Search code examples
pythontensorflowkeras

Getting a ValueError in tensorflow saying that my shapes are incompatible


Error:

return K.categorical_crossentropy(y_true, y_pred, from_logits=from_logits)
    C:\Users\selvaa\miniconda3\envs\tensorflow\lib\site-packages\tensorflow\python\keras\backend.py:4619 categorical_crossentropy
        target.shape.assert_is_compatible_with(output.shape)
    C:\Users\selvaa\miniconda3\envs\tensorflow\lib\site-packages\tensorflow\python\framework\tensor_shape.py:1128 assert_is_compatible_with
        raise ValueError("Shapes %s and %s are incompatible" % (self, other))

    ValueError: Shapes (None, 1) and (None, 151) are incompatible

My model:

x = np.array(x)
y = np.array(y)

x = x/255.0

model = Sequential()
model.add(Conv2D(3, (3,3), input_shape=(128,128,3), activation='relu'))
model.add(MaxPooling2D(pool_size=(2,2)))

model.add(Flatten())
model.add(Dense(302, activation='relu'))
model.add(Dense(151, activation='softmax'))

model.compile(loss='categorical_crossentropy', optimizer='adam', metrics=['accuracy'])
model.fit(x, y, batch_size=32, epochs=5, verbose=1, validation_split=0.1)

I'm trying to train a model to identify different pokemon, I have two pictures of each 151 pokemon for my datasets (correctly labeled and all). Not sure what I'm doing wrong.

Here is what happens when I print x.shape and y.shape:

(301, 128, 128, 3) (301,)

Solution

  • You should use the loss tf.keras.losses.SparseCategoricalCrossentropy, as shown in the code example below.

    The loss function tf.keras.losses.SparseCategoricalCrossentropy accepts reference labels in the shape (n_samples,) and predicted labels in the shape (n_samples, n_classes), which would work for your data.

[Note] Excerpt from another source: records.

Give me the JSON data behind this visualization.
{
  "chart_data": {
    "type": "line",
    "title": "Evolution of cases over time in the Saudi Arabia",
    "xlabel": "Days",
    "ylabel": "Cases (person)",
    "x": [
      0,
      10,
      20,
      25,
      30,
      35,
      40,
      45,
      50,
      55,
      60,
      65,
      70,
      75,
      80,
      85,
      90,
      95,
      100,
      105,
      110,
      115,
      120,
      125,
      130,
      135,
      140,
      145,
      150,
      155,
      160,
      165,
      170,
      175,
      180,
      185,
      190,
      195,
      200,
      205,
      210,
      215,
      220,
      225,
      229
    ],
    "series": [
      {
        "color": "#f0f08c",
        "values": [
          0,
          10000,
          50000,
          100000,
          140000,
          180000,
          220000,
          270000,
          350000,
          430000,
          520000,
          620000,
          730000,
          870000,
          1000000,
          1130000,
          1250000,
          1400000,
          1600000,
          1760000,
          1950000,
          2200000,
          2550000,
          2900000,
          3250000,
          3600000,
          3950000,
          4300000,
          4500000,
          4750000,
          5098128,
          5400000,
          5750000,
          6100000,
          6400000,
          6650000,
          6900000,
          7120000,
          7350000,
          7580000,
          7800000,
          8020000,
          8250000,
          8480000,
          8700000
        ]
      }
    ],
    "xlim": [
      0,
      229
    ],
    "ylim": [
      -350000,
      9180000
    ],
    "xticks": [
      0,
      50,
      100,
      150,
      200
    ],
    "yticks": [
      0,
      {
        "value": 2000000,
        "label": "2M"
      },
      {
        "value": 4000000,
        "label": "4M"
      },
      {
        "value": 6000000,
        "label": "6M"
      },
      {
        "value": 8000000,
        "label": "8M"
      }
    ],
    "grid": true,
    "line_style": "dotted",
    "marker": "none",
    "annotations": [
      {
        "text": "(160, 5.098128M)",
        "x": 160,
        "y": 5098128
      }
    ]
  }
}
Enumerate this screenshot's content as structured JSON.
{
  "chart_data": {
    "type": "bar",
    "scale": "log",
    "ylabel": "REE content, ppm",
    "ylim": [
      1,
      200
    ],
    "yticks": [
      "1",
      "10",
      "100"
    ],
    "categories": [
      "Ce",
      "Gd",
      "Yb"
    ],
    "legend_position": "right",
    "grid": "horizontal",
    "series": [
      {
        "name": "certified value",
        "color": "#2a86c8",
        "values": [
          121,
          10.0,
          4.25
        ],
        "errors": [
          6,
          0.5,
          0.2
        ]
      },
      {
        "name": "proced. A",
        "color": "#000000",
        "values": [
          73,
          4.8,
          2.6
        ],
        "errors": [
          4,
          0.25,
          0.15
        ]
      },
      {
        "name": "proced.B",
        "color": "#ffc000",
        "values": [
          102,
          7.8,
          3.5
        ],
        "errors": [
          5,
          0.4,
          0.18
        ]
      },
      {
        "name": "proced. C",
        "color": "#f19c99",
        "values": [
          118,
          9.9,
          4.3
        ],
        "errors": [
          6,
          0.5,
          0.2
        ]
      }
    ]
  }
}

You cannot use categorical_crossentropy because that expects your labels to be one-hot encoded (see bottom of answer).

    x = np.array(x)
    y = np.array(y)
    
    x = x / 255.0
    
    model = Sequential()
    model.add(Conv2D(3, (3,3), input_shape=(128,128,3), activation='relu'))
    model.add(MaxPooling2D(pool_size=(2,2)))
    model.add(Flatten())
    model.add(Dense(302, activation='relu'))
    model.add(Dense(151, activation='softmax'))
    
    model.compile(
        loss=tf.keras.losses.SparseCategoricalCrossentropy(), 
        optimizer='adam', 
        metrics=['accuracy'])
    
    model.fit(x, y, batch_size=32, epochs=5, verbose=1, validation_split=0.1)
    

    Another solution is to one-hot encode your labels prior to training, for example using the function tf.one_hot. If you use this approach, then you can use categorical_crossentropy.